How to Assign Homework for Great Results
Homework? No one wants to do homework! There is a skill to assigning homework that can help your students retain and learn information. Successful homework strategies should be on their way to completion before your students ever leave the room. There are many things you can keep in mind when assigning homework to ensure your students’ success.
• Make sure the assignment length and difficulty is appropriate for the age of your students. One rule of thumb is that very young children should have no more than 15-20 minutes of homework a night (all subjects combined), students in grades 4-7 should have less than an hour (all subjects combined), and secondary students should have no more than 2 hours a night (all subjects combined). An alternative rule of thumb is that there should be no more than 10 minutes per grade level each night.
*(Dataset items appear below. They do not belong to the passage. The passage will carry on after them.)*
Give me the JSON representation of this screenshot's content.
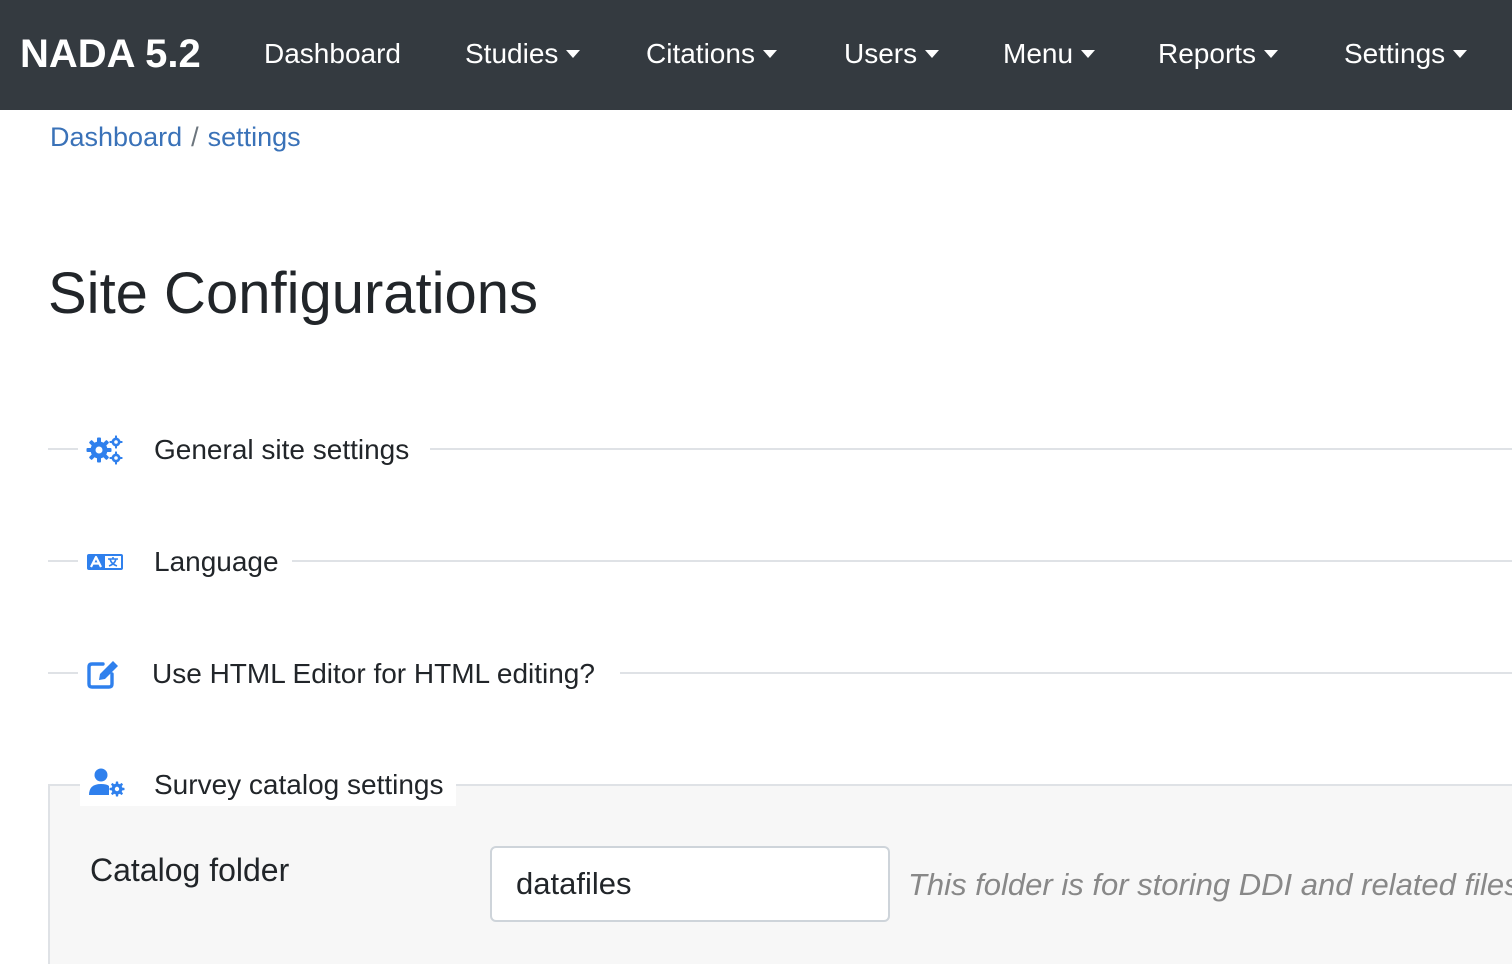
{
  "navbar": {
    "brand": "NADA 5.2",
    "items": [
      {
        "label": "Dashboard",
        "dropdown": false
      },
      {
        "label": "Studies",
        "dropdown": true
      },
      {
        "label": "Citations",
        "dropdown": true
      },
      {
        "label": "Users",
        "dropdown": true
      },
      {
        "label": "Menu",
        "dropdown": true
      },
      {
        "label": "Reports",
        "dropdown": true
      },
      {
        "label": "Settings",
        "dropdown": true
      }
    ]
  },
  "breadcrumb": {
    "items": [
      "Dashboard",
      "settings"
    ],
    "separator": "/"
  },
  "page": {
    "title": "Site Configurations"
  },
  "sections": [
    {
      "label": "General site settings",
      "icon": "cogs-icon"
    },
    {
      "label": "Language",
      "icon": "language-icon"
    },
    {
      "label": "Use HTML Editor for HTML editing?",
      "icon": "edit-icon"
    },
    {
      "label": "Survey catalog settings",
      "icon": "user-cog-icon"
    }
  ],
  "catalog_settings": {
    "folder_label": "Catalog folder",
    "folder_value": "datafiles",
    "folder_help": "This folder is for storing DDI and related files"
  },
  "colors": {
    "navbar_bg": "#343a40",
    "link": "#3a72b8",
    "icon_blue": "#2f80ed",
    "fieldset_bg": "#f7f7f7"
  }
}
For example, third grades have no more than 30 minutes, fifth graders no more than 50 minutes, etc.
• Follow your district’s homework policy, or make sure that your own policy is in line with that of other teachers in your school.
• At the start of the year, spend some class time each day for several days discussing how you want assignments completed. Practice together so that students can be confident about your expectations and their own ability to do the assignments correctly.
• Teach study skills every day so that your students can complete their work with less anxiety.
• Have a well-structured schedule for homework so that students can anticipate assignments. If you give your students a syllabus, you can avoid many homework-related problems.
• If you teach young students, make sure they put the work in their take home folders and actually take it home with them. Older students need time to write the assignment into an agenda or assignment planner.
• Inform parents and absent students of assignments by using the technology available at your school. Update your homework voice mail and your class Web page if you have one. Use a syllabus when appropriate. If you would like an electronic template of a sample homework letter for parents, please e-mail Julia at firstname.lastname@example.org.
• Spend enough time going over the assignment and checking for understanding so that students comfortable about how to do their work. Show examples, estimate how long it will take to complete, offer suggestions, and explain your expectations so that they know how to succeed.
• Don’t wait until the last few minutes of class to assign homework. If you want students to take it seriously, it should not be a last-minute item. Instead, many teachers take a three-step approach. 1)Have it posted on the board when they arrive and go over it as they copy it. 2)Discuss it as part of the lesson. 3)Review it at the end of class.
• Use varied modalities when giving directions. It is a good idea to write the directions on the board or some other easy way for students to see them, go over those directions orally, have students record them in an assignment book, ask a student to recap the directions, and, at the end of class, go over them one more time.